I like staffing a dealers' table, as it gives me a way to interact with a whole lot of people, ones I know and ones I don't, as they come by my high-visibility but seated and usually fairly comfy position. For much the same reason -- plus the power (I only said it so my staff wouldn't!) -- I like working on cons. I run the artshow at Escapade, and usually the charity auction at ZebraCon, run or auction at MediaWest, and generally volunteer to help out, in the art show or elsewhere, at any con I go to.

It is certainly nice when a con suite is stocked with yummy food (and not just junk food -- I try to avoid the chip & dip style of dining, especially at cons when I'm run ragged on adrenaline and no sleep and need to treat my body gently), but it doesn't make or break a con for me.
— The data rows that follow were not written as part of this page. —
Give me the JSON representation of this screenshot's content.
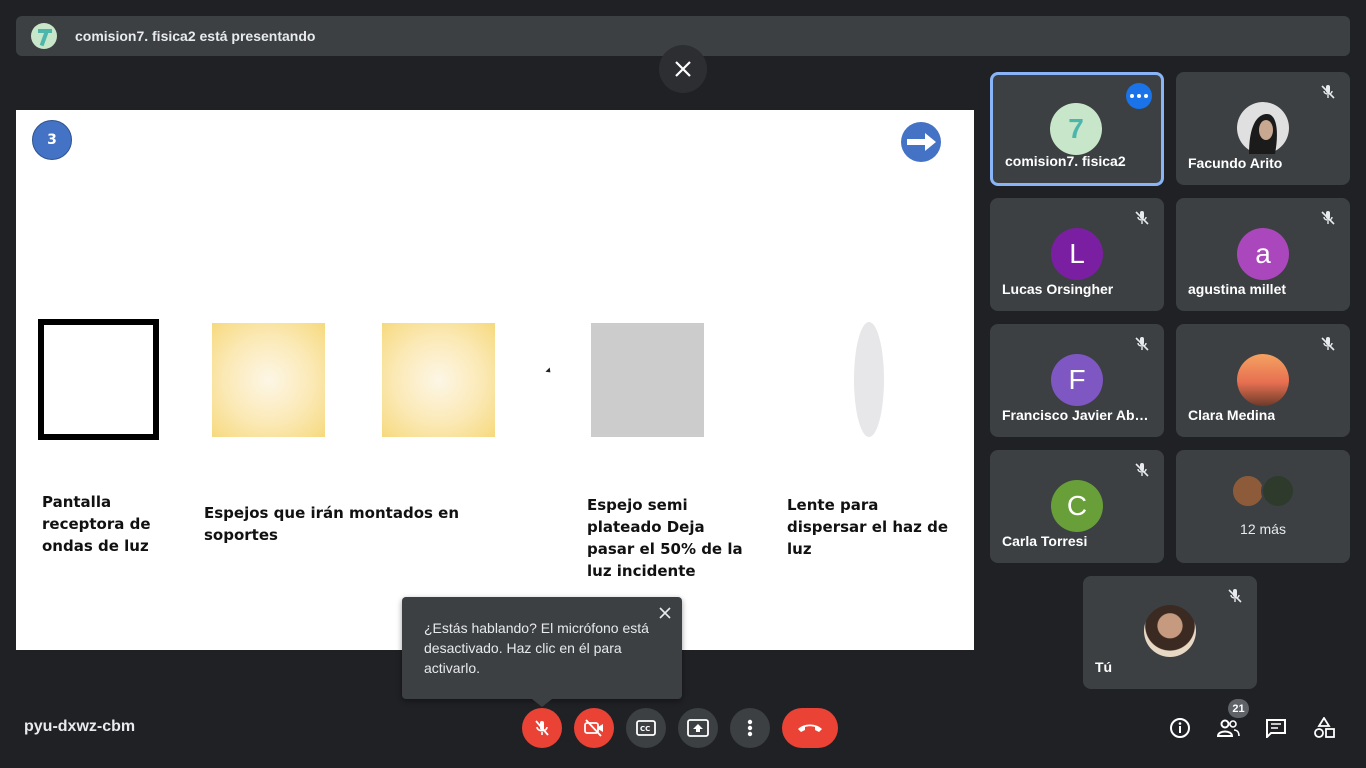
{
  "banner": {
    "text": "comision7. fisica2 está presentando"
  },
  "slide": {
    "number": "3",
    "captions": {
      "screen": "Pantalla receptora de ondas de luz",
      "mirrors": "Espejos que irán montados en soportes",
      "semi": "Espejo semi plateado Deja pasar el 50% de la luz incidente",
      "lens": "Lente para dispersar el haz de luz"
    }
  },
  "participants": [
    {
      "name": "comision7. fisica2",
      "avatar": "7",
      "color": "#c8e6c9",
      "muted": false,
      "active": true
    },
    {
      "name": "Facundo Arito",
      "avatar": "",
      "color": "#2b2b2b",
      "muted": true
    },
    {
      "name": "Lucas Orsingher",
      "avatar": "L",
      "color": "#7b1fa2",
      "muted": true
    },
    {
      "name": "agustina millet",
      "avatar": "a",
      "color": "#ab47bc",
      "muted": true
    },
    {
      "name": "Francisco Javier Abr…",
      "avatar": "F",
      "color": "#7e57c2",
      "muted": true
    },
    {
      "name": "Clara Medina",
      "avatar": "",
      "color": "#e07b39",
      "muted": true
    },
    {
      "name": "Carla Torresi",
      "avatar": "C",
      "color": "#689f38",
      "muted": true
    },
    {
      "name": "12 más",
      "avatar": "",
      "muted": false
    },
    {
      "name": "Tú",
      "avatar": "",
      "color": "#d7ccc8",
      "muted": true
    }
  ],
  "tooltip": {
    "text": "¿Estás hablando? El micrófono está desactivado. Haz clic en él para activarlo."
  },
  "meeting": {
    "code": "pyu-dxwz-cbm",
    "people_count": "21"
  },
  "controls": [
    "mic-off-icon",
    "camera-off-icon",
    "captions-icon",
    "present-icon",
    "more-options-icon",
    "hang-up-icon"
  ],
  "colors": {
    "background": "#202124",
    "panel": "#3c4043",
    "accent": "#8ab4f8",
    "danger": "#ea4335",
    "slide_accent": "#4472c4"
  }
}
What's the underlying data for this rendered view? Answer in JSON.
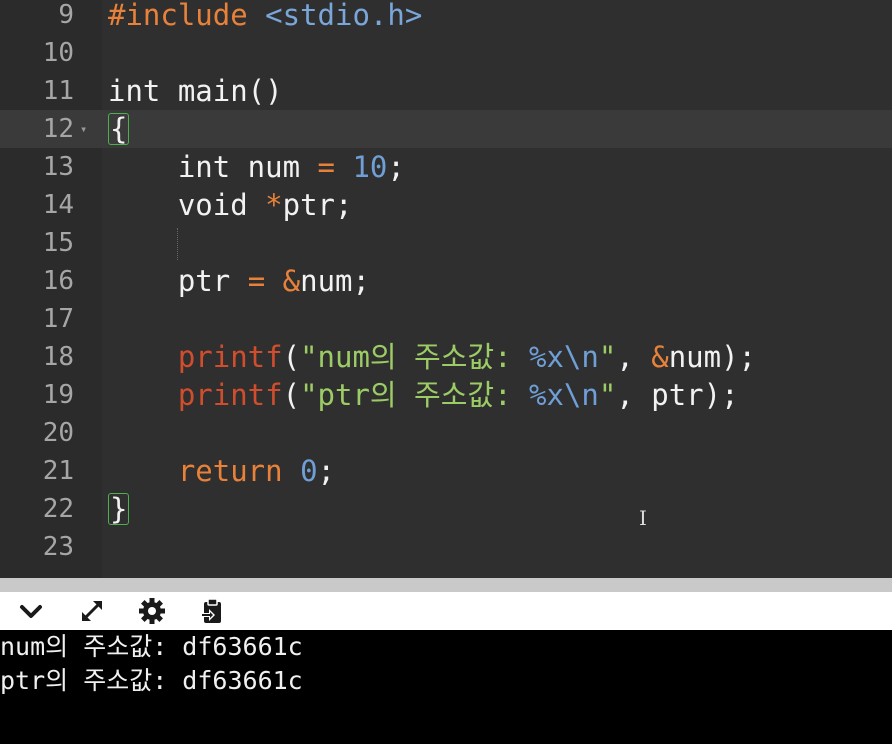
{
  "editor": {
    "lines": [
      {
        "no": "9"
      },
      {
        "no": "10"
      },
      {
        "no": "11"
      },
      {
        "no": "12"
      },
      {
        "no": "13"
      },
      {
        "no": "14"
      },
      {
        "no": "15"
      },
      {
        "no": "16"
      },
      {
        "no": "17"
      },
      {
        "no": "18"
      },
      {
        "no": "19"
      },
      {
        "no": "20"
      },
      {
        "no": "21"
      },
      {
        "no": "22"
      },
      {
        "no": "23"
      }
    ],
    "code": {
      "l9_directive": "#include",
      "l9_header": "<stdio.h>",
      "l11": "int main()",
      "l12_brace": "{",
      "l13_type": "int num",
      "l13_eq": "=",
      "l13_val": "10",
      "l13_end": ";",
      "l14_type": "void",
      "l14_star": "*",
      "l14_rest": "ptr;",
      "l16_var": "ptr",
      "l16_eq": "=",
      "l16_amp": "&",
      "l16_rest": "num;",
      "l18_fn": "printf",
      "l18_open": "(",
      "l18_str": "\"num의 주소값: ",
      "l18_fmt": "%x\\n",
      "l18_strend": "\"",
      "l18_comma": ", ",
      "l18_amp": "&",
      "l18_rest": "num);",
      "l19_fn": "printf",
      "l19_open": "(",
      "l19_str": "\"ptr의 주소값: ",
      "l19_fmt": "%x\\n",
      "l19_strend": "\"",
      "l19_rest": ", ptr);",
      "l21_kw": "return",
      "l21_val": "0",
      "l21_end": ";",
      "l22_brace": "}"
    },
    "active_line": "12"
  },
  "toolbar": {
    "icons": [
      "chevron-down-icon",
      "expand-icon",
      "gear-icon",
      "clipboard-icon"
    ]
  },
  "console": {
    "output": [
      "num의 주소값: df63661c",
      "ptr의 주소값: df63661c"
    ]
  },
  "colors": {
    "editor_bg": "#2f2f2f",
    "keyword_orange": "#e8813a",
    "number_blue": "#6f9fd6",
    "function_red": "#d04e2e",
    "string_green": "#9ccc65",
    "brace_match": "#4caf50"
  }
}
It's probably clear from much of the above that I don't go to cons to see actors or other pro guests. I've always considered them an optional extra in fandom, but certainly not the point, and in some cases -- like slash cons -- they actively get in the way. Although I do occasionally get interested in an actor and try to track down other films of his, and so forth, I'm not really interested in meeting them in the highly-artificial environment of a con.... Although I do find myself blindsided every now and then with a flood of interest in some juicy actor gossip, or jealousy of a friend who has actually established a genuine friendship with an actor, I wouldn't go to a con to see one, and I certainly wouldn't pay extra for the privilege. (B7 cons used to have a special "sponsor" category of member; if you kicked in serious money toward the costs of bringing the guests over, you got to come to a special dinner with them. I couldn't understand the mindset of people who did that. Didn't they realize that they could have bought *zines* with that money? Oh, well -- my fandom's okay, your fandom's okay.)